Shakti

 

Shakti Overview

Shakti translates literally as power In most South Asian languages.

In Hinduism, Shakti is an aspect of Devi, and a personification of God as the Divine Mother who represents the active, dynamic principles of feminine power. Alternatively, Shakti represents the power of God, who is in Hinduism is Vishnu or Shiva. For Vaishnavites, God's power or Shakti is Yogamaya. For Shaivites, God's power is Parvati.

Ramakrishna Paramahamsa was a prominent worshipper of Shakti and was a Shakta.

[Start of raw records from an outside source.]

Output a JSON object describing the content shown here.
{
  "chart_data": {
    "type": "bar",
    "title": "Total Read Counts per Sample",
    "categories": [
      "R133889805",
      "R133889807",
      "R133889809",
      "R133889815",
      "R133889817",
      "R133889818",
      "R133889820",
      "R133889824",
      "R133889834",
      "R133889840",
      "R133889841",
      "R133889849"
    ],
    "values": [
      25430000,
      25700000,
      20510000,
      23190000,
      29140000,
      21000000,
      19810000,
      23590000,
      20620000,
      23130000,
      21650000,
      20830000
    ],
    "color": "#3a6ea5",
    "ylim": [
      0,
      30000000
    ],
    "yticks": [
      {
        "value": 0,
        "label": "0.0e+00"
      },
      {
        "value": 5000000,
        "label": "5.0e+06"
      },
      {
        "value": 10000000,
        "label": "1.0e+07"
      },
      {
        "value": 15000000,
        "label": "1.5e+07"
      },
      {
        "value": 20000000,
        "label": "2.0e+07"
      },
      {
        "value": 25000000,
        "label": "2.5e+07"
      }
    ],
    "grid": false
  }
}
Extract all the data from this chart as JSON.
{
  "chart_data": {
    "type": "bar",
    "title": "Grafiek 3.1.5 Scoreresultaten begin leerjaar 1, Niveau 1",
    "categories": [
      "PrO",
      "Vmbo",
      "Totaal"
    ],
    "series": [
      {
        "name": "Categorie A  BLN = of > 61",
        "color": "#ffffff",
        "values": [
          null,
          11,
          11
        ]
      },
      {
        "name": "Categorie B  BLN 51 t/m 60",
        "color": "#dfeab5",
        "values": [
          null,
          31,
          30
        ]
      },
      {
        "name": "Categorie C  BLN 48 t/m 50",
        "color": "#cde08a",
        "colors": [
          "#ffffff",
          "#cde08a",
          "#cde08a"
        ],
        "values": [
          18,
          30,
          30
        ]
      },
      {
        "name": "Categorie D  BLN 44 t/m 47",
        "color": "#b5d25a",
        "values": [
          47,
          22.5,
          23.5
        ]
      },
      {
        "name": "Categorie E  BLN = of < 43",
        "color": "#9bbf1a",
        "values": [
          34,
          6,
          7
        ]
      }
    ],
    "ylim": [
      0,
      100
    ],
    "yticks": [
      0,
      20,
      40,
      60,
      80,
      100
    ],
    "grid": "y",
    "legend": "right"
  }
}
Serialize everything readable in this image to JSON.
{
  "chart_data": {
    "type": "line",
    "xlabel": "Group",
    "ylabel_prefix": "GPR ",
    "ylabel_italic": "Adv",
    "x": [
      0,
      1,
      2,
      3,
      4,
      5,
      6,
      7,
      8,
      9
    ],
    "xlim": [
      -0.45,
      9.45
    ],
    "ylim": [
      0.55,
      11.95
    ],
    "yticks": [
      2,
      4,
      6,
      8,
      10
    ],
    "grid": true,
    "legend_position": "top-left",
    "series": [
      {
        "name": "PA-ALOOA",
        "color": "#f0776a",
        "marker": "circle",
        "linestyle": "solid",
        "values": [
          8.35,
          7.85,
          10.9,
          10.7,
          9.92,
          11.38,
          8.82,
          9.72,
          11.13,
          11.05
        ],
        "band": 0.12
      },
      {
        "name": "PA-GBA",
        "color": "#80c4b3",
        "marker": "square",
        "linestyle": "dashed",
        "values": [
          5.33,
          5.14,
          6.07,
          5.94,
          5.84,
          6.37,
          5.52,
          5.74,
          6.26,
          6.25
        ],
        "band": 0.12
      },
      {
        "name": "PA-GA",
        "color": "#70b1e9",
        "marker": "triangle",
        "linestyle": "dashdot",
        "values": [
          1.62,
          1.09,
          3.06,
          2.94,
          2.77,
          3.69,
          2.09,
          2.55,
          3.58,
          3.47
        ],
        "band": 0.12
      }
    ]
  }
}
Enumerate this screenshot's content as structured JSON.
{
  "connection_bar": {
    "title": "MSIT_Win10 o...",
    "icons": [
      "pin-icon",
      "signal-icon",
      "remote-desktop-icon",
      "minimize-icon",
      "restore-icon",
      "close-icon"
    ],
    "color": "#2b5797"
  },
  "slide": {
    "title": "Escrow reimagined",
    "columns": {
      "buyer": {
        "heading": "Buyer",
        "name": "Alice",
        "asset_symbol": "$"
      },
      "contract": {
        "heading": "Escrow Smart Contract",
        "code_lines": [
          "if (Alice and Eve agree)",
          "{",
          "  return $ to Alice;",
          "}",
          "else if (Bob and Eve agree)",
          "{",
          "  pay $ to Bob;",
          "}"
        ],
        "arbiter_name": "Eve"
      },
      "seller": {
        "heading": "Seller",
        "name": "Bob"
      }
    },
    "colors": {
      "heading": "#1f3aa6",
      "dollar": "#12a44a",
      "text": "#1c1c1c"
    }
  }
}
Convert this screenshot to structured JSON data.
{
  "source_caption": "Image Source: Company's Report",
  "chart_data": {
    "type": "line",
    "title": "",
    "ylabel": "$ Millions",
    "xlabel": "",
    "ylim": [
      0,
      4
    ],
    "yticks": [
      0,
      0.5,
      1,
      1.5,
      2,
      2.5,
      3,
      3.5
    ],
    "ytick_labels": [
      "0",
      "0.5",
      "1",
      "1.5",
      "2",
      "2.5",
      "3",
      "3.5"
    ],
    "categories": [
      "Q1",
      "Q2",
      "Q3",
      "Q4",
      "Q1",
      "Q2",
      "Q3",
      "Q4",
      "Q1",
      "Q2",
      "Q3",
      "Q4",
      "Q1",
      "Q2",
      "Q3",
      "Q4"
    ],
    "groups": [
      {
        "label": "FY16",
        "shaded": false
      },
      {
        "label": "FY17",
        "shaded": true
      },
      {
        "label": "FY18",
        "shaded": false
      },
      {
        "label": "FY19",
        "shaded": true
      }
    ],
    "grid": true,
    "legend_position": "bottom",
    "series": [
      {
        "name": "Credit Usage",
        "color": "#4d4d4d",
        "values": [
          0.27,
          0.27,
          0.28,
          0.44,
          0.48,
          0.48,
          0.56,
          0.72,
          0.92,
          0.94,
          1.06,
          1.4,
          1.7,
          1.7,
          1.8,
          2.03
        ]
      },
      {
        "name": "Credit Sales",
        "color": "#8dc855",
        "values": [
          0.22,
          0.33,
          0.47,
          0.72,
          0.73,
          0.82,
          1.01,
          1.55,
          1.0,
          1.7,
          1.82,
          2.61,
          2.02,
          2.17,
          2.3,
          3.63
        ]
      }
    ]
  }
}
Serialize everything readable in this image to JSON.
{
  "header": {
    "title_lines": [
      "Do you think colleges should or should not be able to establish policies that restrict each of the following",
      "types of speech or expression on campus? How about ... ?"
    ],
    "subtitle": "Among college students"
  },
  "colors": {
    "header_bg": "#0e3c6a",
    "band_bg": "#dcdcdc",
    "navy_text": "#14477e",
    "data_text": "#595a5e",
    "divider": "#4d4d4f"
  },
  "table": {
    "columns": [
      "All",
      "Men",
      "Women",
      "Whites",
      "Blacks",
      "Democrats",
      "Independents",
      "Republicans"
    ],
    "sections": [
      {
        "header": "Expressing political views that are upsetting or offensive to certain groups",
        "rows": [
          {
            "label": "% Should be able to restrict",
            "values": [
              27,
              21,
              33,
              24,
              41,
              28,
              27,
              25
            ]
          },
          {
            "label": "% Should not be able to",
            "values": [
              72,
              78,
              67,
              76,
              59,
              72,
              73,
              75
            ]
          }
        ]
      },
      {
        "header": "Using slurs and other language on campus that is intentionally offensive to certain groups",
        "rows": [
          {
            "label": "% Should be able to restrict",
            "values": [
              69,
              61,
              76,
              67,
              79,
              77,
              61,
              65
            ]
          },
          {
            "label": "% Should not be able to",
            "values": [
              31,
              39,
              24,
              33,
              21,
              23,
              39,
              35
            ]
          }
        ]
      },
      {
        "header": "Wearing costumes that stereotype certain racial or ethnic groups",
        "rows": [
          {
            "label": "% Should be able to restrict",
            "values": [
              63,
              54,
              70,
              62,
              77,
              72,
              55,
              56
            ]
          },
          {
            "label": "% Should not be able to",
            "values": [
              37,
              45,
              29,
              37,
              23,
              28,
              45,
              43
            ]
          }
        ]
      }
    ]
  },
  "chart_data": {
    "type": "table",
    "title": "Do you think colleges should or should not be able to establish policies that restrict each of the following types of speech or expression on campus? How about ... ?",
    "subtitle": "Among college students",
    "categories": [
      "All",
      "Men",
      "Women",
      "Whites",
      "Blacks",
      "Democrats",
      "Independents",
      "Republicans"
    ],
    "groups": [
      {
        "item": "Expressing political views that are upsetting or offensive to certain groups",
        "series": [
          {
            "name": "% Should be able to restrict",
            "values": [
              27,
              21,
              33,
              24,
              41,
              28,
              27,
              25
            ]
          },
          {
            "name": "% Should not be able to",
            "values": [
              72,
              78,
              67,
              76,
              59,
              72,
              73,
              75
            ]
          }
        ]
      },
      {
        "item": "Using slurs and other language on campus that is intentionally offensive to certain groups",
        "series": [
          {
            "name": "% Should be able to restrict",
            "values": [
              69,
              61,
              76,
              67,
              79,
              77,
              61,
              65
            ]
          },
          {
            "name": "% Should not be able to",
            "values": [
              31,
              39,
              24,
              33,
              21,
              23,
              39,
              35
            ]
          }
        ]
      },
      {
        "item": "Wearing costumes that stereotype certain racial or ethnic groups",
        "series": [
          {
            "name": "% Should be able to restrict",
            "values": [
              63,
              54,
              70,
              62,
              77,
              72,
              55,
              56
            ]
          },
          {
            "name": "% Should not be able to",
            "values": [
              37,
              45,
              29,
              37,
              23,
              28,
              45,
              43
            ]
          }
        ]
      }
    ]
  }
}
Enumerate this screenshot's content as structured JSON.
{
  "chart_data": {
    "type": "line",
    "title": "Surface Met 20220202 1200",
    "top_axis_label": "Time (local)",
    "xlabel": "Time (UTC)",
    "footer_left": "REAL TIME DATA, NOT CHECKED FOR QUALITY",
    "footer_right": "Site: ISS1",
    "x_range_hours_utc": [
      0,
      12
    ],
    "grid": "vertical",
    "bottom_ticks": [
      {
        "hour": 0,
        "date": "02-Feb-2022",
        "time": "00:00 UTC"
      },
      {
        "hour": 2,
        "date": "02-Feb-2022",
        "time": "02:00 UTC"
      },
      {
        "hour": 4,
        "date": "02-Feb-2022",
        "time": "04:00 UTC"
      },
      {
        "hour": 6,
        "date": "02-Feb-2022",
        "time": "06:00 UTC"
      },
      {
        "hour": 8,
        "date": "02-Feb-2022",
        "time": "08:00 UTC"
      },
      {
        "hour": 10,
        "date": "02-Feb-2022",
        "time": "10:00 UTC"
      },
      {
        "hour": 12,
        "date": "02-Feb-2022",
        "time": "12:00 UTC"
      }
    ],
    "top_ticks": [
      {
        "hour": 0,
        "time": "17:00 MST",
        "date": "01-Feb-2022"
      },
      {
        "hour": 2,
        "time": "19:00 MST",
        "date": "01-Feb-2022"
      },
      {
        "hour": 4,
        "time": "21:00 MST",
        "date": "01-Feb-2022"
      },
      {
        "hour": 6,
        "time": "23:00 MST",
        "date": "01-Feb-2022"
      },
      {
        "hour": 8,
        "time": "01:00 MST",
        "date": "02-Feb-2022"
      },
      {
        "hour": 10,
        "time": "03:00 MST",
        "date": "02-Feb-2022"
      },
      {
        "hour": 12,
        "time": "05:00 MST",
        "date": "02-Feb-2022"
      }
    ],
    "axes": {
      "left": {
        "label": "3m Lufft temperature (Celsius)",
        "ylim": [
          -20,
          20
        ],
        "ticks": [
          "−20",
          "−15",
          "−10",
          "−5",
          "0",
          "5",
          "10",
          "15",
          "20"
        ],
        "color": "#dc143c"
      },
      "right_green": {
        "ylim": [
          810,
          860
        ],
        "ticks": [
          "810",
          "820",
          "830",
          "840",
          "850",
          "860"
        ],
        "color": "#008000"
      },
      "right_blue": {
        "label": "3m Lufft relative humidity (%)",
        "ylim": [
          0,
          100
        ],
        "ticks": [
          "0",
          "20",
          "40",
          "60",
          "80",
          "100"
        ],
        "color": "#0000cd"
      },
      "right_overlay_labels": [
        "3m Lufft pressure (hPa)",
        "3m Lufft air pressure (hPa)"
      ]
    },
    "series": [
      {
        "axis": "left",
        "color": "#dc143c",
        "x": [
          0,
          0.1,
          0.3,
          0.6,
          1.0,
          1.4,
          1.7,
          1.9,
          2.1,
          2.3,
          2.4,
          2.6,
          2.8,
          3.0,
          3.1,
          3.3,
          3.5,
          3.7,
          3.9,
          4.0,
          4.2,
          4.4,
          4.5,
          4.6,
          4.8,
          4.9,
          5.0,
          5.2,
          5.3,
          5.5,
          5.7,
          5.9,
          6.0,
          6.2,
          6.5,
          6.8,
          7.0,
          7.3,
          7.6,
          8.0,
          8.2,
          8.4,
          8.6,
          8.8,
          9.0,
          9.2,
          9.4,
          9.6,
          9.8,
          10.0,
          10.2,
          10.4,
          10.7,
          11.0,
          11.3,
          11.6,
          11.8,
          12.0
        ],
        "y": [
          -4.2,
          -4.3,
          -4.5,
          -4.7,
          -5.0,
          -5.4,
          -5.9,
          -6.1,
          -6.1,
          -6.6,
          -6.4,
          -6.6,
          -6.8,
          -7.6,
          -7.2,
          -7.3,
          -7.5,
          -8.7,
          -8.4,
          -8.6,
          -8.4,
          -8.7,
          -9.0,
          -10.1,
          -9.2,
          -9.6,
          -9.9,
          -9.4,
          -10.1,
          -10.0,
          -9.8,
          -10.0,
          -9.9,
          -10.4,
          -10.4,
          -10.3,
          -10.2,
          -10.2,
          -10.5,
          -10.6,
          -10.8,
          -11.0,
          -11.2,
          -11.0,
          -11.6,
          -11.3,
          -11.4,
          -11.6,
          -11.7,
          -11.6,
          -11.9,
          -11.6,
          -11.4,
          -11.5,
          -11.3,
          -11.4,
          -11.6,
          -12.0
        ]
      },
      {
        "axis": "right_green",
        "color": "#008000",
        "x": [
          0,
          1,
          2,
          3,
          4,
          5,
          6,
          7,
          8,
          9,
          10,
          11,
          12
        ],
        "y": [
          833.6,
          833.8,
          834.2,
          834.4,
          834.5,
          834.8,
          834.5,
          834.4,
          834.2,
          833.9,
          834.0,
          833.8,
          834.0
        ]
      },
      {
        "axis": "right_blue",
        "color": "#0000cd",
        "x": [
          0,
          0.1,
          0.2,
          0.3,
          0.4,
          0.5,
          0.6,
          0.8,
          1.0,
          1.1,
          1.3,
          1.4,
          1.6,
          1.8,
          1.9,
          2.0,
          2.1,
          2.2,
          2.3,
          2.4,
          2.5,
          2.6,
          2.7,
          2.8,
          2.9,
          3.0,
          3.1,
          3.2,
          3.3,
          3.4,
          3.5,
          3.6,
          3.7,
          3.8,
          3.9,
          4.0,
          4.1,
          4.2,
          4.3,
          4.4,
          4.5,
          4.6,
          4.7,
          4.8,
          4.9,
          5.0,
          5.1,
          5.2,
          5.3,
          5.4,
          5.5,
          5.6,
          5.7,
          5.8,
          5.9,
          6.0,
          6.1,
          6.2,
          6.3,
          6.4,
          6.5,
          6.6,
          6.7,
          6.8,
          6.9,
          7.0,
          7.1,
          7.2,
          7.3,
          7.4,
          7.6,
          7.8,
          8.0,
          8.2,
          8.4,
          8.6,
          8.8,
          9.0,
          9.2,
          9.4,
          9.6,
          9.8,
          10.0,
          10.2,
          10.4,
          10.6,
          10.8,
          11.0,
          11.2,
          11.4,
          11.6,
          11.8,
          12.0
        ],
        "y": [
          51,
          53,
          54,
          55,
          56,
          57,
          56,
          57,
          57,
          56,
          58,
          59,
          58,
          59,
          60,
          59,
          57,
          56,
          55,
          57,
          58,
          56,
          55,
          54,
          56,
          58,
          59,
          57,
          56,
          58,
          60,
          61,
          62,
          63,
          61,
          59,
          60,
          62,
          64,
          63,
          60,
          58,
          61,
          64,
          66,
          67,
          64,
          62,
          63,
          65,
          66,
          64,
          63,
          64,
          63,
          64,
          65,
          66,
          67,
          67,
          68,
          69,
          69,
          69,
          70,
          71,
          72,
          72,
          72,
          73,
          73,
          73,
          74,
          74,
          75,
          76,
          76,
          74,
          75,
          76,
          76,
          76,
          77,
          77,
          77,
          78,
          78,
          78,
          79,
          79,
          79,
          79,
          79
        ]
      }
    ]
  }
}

In the Hindu scripture 'Devi Mahatmyam', Mahamaya (Great Maya) is said to cover Vishnu's eyes in Yoganidra (Divine Sleep) during cycles of existence when all is resolved into one. By exhorting Mahamaya to release Her illusory hold on Vishnu, Brahma is able to bring Vishnu to aid him in killing two demons, Madhu and Kaitabh, who have manifested from Vishnu's sleeping form. Shri Ramakrishna often spoke of Mother Maya and combined deep Hindu allegory with the idea that Maya is a lesser reality that must be overcome so that one is able to realize his or her true Self. 

Shaktism

Shaktism is a denomination of Hinduism that worships Shakti, the Divine Mother, in all of her forms whilst not rejecting the importance of masculine and neuter divinity. In Shaktism, as Satguru Sivaya Subramuniyaswami, along with other scholars, noted, emphasis is given to the feminine manifest by which the masculine Un-manifest Parasiva is ultimately reached. The Divine Mother is thus the mediatrix, and bestows advaitic moksha on those who worship Her. Hence, Shaktism is effectively a sub-denomination of Saivism as Devi is worshipped in order to attain union with Siva, who in Shaktism is the impersonal unmanifest Absolute.

Shaktism as we know it today developed between the 4th and the 7th centuries CE in India. It was during this development that the many religious texts, known as the Tantras, were written.

One may consider themselves a Shakta (a devotee of Shakti), a Shaiva (a devotee of Shiva), and a Vaishnava (a devotee of Vishnu) all at the same time.

This form of Hinduism is strongly associated with Vedanta, Samkhya and Tantra Hindu philosophies and is ultimately monist, though there is a rich tradition of Bhakti yoga associated with it. The feminine energy (Shakti) is considered to be the motive force behind all action and existence in the phenomenal cosmos in Hinduism. The cosmos itself is Brahman, the concept of the unchanging, infinite, immanent and transcendent reality that is the Divine Ground of all being, the "world soul". Masculine potentiality is actualized by feminine dynamism, embodied in multitudinous goddesses who are ultimately reconciled in one.

The keystone text is the Devi Mahatmya which combines earlier Vedic theologies, emergent Upanishadic philosophies and developing tantric cultures in a laudatory exegesis of Shakti religion. Demons of ego, ignorance and desire bind the soul in maya (illusion) (also alternately ethereal or embodied) and it is Mother Maya, shakti, herself, who can free the bonded individual. The immanent Mother, Devi, is for this reason focused on with intensity, love, and self-dissolving concentration in an effort to focus the shakta (as a Shakti worshipper is sometimes known) on the true reality underlying time, space and causation, thus freeing one from karmic cyclism. A common hymn describing the 1000 names of Devi is the Lalitha sahasranama.

Among the manifestations of Devi most favoured for worship by Shaktas are Kali, Durga, and Parvati.